There are numerous baseline studies for vegetation, soils, alluvial valley floors, hydrology, wetlands etc that have to be completed before MT DEQ will issue a mining permit. And that is just for the mine. The baseline surveys and permit will take at least 2 years to get into place.
The railroad will require a wetland delineation and permit. Best case, the wetland field work will take survey most of a year. Who knows how long it will take the ACOE to review and issue a permit. The railroad will also require a T&E survey which will take 2 years.
So mining or a railroad is realistically 5-7 years off. And that is without the involvement of the Powder River Resource Council.
Yes, IF the TRR is built it will haul coal from Wyoming. But this is more about economics than some conspiracy. BNSF operates common carrier railroads. It order to obtain the funding for this project it has to have a lot of traffic. It is not cost effective to build a 80 mile spur for a mine that will produce 8-10 million tons of coal per year.
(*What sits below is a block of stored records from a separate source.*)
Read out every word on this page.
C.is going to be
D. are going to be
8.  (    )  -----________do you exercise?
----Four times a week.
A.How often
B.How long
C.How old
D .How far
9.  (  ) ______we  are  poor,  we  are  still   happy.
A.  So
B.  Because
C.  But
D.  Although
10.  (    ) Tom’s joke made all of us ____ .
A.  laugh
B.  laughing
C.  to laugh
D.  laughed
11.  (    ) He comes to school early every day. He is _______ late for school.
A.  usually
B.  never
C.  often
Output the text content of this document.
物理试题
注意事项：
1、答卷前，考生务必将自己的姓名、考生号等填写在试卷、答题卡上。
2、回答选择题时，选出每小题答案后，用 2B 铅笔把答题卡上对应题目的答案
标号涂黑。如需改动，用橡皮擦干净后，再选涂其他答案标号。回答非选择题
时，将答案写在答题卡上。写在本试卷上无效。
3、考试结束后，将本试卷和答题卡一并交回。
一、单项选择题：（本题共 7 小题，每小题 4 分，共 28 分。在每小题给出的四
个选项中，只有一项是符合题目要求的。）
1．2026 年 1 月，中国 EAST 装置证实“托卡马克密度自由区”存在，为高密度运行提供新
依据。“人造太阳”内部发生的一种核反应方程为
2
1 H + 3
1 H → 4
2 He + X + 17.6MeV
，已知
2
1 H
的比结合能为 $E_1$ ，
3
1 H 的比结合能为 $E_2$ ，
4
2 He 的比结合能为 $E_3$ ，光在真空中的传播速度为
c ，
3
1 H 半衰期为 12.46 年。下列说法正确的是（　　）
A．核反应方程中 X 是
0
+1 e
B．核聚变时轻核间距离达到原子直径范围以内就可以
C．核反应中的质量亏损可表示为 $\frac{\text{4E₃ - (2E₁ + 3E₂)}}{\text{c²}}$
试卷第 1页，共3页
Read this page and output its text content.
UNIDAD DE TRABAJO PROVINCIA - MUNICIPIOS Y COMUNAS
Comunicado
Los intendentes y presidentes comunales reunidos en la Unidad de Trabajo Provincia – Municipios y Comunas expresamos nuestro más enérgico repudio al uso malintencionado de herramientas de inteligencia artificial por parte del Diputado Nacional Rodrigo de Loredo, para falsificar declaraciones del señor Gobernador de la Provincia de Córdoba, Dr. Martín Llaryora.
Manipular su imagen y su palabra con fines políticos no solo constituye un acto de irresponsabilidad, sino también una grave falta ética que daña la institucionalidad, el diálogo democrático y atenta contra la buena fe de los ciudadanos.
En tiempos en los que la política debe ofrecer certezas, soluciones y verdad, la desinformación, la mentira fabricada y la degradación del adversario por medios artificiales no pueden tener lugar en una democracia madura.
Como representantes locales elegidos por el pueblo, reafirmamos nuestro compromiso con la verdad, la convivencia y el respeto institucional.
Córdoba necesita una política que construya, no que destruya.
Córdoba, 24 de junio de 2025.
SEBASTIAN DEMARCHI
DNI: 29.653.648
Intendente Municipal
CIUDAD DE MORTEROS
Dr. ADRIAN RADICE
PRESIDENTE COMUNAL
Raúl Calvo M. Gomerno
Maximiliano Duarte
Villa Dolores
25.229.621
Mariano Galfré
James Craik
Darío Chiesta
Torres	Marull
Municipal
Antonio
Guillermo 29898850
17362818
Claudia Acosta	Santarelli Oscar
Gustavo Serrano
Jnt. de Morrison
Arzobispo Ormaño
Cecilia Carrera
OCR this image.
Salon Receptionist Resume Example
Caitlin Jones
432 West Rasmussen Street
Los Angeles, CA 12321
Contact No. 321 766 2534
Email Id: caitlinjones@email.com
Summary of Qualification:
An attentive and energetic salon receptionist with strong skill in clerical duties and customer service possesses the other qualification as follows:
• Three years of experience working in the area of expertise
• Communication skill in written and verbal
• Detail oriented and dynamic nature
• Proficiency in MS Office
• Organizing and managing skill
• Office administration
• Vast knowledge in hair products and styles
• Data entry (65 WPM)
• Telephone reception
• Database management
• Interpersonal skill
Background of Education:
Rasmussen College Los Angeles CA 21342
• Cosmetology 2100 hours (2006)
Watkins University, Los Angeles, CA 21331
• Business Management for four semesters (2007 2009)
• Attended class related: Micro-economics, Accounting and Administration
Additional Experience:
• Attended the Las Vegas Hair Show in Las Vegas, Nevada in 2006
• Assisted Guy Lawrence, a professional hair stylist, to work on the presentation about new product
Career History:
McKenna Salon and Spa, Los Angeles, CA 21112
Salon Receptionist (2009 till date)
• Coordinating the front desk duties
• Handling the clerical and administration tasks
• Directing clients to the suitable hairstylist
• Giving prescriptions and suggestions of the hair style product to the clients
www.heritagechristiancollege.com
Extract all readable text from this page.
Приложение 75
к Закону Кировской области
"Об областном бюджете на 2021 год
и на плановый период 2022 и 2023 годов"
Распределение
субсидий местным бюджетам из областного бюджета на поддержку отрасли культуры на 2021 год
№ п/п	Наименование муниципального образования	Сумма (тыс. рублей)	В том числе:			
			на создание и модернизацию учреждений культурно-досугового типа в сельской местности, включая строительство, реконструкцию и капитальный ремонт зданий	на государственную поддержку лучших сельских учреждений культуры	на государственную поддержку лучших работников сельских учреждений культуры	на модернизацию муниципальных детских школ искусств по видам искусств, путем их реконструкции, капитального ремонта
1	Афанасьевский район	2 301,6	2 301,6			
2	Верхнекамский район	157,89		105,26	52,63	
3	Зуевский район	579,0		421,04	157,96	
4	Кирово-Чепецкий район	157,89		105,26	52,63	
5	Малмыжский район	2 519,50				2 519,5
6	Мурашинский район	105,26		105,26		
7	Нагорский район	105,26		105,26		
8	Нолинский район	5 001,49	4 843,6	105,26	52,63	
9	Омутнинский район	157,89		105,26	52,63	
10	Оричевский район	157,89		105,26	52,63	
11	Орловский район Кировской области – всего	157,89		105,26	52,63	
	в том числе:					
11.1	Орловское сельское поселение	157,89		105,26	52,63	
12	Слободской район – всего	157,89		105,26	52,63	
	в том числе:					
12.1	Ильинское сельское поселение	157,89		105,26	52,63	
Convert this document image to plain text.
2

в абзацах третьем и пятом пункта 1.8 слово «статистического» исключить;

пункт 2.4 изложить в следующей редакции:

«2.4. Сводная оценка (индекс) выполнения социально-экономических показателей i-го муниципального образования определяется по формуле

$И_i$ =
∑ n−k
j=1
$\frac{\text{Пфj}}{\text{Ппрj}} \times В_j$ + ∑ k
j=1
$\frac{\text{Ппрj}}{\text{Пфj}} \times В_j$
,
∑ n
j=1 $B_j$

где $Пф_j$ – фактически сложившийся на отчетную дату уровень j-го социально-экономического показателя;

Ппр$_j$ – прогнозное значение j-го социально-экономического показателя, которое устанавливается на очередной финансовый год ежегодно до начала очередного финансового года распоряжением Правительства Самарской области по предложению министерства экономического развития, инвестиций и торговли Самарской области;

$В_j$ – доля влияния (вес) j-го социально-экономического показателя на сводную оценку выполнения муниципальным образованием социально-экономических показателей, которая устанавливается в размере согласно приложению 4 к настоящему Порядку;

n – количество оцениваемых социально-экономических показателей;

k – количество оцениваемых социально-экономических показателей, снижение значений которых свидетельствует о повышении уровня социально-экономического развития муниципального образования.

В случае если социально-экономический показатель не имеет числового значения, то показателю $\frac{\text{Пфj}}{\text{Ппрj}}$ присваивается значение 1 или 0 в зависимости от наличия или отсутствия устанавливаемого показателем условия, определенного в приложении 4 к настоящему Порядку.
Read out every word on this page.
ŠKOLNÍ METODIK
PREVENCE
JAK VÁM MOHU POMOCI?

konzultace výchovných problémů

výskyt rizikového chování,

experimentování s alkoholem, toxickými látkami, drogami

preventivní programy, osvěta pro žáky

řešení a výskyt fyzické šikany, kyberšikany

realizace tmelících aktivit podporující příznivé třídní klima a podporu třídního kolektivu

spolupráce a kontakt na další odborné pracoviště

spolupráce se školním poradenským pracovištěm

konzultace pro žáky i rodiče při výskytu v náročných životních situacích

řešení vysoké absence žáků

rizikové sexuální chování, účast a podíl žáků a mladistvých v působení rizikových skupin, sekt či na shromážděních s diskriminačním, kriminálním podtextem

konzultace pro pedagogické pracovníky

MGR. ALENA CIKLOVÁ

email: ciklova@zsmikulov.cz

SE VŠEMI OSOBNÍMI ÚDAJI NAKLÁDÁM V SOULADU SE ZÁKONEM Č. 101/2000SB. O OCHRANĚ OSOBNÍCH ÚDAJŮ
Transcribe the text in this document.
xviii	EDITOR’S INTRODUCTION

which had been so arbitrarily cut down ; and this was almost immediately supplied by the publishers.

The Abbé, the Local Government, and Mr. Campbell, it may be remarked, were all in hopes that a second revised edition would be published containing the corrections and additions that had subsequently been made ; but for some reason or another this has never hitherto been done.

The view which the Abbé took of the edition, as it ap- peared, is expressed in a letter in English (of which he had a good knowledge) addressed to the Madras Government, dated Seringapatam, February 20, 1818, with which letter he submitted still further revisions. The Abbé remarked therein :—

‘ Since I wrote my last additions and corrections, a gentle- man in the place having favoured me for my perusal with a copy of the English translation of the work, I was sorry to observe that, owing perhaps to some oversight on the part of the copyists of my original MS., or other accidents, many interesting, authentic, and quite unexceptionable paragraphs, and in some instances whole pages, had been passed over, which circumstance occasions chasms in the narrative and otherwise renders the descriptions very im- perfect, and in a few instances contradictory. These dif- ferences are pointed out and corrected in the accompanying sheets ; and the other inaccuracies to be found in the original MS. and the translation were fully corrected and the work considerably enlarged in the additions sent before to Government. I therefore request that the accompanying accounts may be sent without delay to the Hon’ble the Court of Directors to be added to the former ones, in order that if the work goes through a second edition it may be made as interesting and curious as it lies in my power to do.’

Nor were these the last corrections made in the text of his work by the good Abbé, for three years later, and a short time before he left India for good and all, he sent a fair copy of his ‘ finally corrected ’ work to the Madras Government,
There are 4 things that should be done in the placement of the TRR:
1. Keep it out of the alluvial river valley as much as possible. BNSF wants a 1% grade, so it will need to be on flat ground, but there is no reason it has to run through the middle of cropland
2. The TRR corridor should be fenced.
3. They should install many box culverts that will minimally disrupt ranching operations.
4. They should build bridges for the landowners across the river.
Long story short, the land board to a step forward but there is a very long way to go before this project is operational.
Coal is 19th century technology and mighty expensive to obtain and use.
That is plain ignorance. Come to Gillette and look at a 21st century coal plant. It is the cheapest source of energy available.